With the outbreak of the novel coronavirus (2019-nCoV) that has claimed hundreds of lives in China and infected 14 people in Malaysia (two Malaysians and 12 Chinese nationals), people are wondering if Thaipusam is safe to partake in.
Last year alone, the Sri Subramaniar Swamy Temple in Batu Caves, one of the three main temples in Malaysia where the festival is celebrated in all its glory, saw 1.6 million people in attendance over three days.
Malaysian Health Minister Dr Dzulkefly Ahmad has urged those unwell to refrain from celebrating Thaipusam outdoors. “The Health Ministry advises those who are not healthy not to go, but if they insist on going they need to take precautions like wearing masks,” he said.
He also urged devotees and visitors who plan to head to Batu Caves to take preventive measures by regularly washing their hands with soap and water, or with hand sanitiser.
According to Dr Dzulkefly, the Selayang Hospital has been designated as the virus’ medical operations centre for the Thaipusam in Kuala Lumpur celebrations this weekend. It is the closest public hospital to the temple.

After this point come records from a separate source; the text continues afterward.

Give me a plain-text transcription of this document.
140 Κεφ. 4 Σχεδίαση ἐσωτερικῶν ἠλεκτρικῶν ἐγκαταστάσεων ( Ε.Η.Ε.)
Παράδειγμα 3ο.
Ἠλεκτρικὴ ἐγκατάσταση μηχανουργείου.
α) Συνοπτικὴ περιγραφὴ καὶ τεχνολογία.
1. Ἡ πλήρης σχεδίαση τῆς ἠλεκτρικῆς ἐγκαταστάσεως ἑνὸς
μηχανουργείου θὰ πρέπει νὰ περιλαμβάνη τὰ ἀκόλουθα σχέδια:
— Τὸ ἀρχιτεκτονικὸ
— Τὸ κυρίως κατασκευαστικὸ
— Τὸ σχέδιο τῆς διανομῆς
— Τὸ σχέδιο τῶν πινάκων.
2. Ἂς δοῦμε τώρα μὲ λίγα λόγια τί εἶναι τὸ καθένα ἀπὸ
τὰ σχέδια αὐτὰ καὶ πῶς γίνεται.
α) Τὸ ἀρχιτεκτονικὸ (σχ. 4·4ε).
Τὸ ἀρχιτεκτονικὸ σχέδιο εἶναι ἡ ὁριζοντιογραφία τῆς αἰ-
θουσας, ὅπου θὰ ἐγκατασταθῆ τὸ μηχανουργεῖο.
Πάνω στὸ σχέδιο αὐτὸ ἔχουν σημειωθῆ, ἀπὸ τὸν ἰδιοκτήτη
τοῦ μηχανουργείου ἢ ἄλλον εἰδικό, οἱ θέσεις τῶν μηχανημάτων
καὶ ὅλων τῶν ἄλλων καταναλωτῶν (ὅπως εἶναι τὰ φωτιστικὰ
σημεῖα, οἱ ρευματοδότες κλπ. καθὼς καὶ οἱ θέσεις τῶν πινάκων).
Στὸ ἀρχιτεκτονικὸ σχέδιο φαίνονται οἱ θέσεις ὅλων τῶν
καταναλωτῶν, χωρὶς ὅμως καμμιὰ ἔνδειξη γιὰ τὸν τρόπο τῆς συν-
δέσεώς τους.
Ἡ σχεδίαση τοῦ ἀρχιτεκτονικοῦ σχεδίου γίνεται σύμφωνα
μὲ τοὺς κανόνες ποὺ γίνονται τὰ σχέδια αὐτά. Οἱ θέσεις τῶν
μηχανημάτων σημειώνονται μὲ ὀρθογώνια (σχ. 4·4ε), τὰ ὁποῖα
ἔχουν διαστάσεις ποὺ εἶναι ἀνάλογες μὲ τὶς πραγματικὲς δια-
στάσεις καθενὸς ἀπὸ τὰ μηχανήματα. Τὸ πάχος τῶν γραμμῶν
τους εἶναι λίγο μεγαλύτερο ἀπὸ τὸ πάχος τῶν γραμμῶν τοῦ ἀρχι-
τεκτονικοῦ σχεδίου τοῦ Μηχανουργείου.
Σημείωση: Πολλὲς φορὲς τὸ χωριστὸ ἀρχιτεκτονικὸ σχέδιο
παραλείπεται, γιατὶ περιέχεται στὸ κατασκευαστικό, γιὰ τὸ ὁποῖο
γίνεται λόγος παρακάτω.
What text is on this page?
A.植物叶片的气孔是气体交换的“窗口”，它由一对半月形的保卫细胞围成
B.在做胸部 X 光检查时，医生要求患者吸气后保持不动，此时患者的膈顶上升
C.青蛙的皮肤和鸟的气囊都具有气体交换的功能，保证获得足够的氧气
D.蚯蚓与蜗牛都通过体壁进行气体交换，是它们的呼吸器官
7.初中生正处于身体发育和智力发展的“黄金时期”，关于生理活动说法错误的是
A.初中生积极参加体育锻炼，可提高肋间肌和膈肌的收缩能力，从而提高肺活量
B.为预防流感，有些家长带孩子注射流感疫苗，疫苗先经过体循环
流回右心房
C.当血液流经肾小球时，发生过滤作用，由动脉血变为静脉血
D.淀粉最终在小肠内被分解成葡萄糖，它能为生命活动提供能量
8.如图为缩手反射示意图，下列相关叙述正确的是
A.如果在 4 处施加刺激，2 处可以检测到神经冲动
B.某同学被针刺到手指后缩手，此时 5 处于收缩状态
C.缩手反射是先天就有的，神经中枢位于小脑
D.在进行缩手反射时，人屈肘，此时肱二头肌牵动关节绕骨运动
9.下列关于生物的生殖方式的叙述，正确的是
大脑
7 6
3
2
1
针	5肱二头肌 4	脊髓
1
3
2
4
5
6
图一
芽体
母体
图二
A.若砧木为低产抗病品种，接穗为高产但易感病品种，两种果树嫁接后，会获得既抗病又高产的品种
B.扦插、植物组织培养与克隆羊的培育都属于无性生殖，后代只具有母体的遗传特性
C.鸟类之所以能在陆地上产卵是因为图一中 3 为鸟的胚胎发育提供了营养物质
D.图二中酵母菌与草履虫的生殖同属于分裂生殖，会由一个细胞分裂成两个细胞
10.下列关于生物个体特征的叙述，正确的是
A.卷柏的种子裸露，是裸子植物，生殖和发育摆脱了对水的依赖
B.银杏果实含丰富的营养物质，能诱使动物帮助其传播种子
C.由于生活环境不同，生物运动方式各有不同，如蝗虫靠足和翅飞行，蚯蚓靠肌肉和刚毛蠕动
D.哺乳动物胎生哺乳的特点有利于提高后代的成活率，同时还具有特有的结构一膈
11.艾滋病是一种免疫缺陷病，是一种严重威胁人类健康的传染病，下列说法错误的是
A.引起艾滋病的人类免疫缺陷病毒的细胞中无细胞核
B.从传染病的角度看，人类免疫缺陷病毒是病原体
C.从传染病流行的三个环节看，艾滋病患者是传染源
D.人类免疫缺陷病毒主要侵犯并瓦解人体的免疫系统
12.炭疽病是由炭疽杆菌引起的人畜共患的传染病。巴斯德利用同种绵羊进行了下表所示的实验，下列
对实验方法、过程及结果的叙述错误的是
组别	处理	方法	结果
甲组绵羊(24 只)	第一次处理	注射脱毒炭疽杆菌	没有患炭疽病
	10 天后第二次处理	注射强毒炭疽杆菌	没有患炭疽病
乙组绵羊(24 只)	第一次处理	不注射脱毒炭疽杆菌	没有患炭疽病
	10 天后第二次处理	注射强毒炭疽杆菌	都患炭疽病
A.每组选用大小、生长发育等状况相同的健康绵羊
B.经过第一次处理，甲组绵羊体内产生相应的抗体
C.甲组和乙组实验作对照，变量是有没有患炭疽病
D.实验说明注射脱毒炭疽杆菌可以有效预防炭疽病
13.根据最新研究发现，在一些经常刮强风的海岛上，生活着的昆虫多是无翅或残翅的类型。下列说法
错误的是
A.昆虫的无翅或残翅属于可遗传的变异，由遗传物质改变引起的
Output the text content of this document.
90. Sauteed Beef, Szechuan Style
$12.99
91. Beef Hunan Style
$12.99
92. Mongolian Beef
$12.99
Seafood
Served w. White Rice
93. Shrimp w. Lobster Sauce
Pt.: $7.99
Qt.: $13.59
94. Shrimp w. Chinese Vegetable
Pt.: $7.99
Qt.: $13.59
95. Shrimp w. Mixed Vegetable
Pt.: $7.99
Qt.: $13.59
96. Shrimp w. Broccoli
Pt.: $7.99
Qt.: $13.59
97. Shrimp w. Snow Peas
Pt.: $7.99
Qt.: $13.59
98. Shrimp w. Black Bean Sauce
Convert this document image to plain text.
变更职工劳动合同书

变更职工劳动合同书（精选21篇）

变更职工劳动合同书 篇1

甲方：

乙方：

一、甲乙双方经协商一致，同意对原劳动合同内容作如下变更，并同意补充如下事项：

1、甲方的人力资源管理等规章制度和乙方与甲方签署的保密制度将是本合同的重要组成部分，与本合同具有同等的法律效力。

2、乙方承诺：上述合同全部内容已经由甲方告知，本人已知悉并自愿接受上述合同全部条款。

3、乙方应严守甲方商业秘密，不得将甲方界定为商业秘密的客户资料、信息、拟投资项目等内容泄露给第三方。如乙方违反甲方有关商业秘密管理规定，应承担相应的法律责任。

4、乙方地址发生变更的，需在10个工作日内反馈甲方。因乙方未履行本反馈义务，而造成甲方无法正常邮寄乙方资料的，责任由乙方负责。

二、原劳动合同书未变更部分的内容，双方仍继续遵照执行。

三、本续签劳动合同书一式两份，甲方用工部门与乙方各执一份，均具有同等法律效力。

Minister in the Prime Minister’s Department Senator P Waytha Moorthy concurs with the health minister. He advised those attending the festival to take extra precautions such as ensuring personal hygiene and going for checks at medical facilities if necessary. Parents are also advised to think twice before bringing young children to the crowded temple premises.
Should I wear a face mask?
While face mask makers are now going into overdrive thanks to the increasing orders for their products, experts say that regular surgical masks do little to stop the spread of the coronavirus.
According to America’s Centers for Disease Control and Prevention (CDC), the best precautions are the standard, everyday ways to avoid all germs. This includes washing your hands frequently, not to touching your face and avoid close contact with sick people.
The CDC has, however, directed healthcare providers to give surgical masks to any patients that present flu-like symptoms or have recently traveled to Wuhan.
While most people are using (and rushing out to buy) surgical masks, they are not effective in protecting an uninfected person from the virus, according to the CDC. These masks are designed to keep large particle droplets and splatter from passing from a person’s mouth to nearby surfaces or people.
N95 respirator masks, on the other hand, filter out most airborne particles from the surrounding air, preventing wearers from breathing in particles down to 0.3 microns in diameter. These types of masks are often used when air quality is poor, such as during the haze. However, the coronavirus measures 0.12 microns in diameter.
Those wearing masks also do not do so properly. Wearers often move the masks to the side to touch their faces throughout the day, breaking the barrier that the mask is supposed to create. This renders the protection ineffective.
PSA to those who are unwell
If you are down with a cough, cold and fever, please stay home and watch the Thaipusam festivities live here. If you insist on paying obeisance to Lord Muruga at the crowded temples over the next three days, please wear a surgical mask, avoid touching any surfaces and wash your hands frequently.
The spread of the virus by touch doesn’t seem to be spoken about enough. We touch so many surfaces on a daily basis without us even realising before touching our face. Carry a bottle of hand sanitiser and some soap to ease handwashing, to reduce your risk of contracting the virus.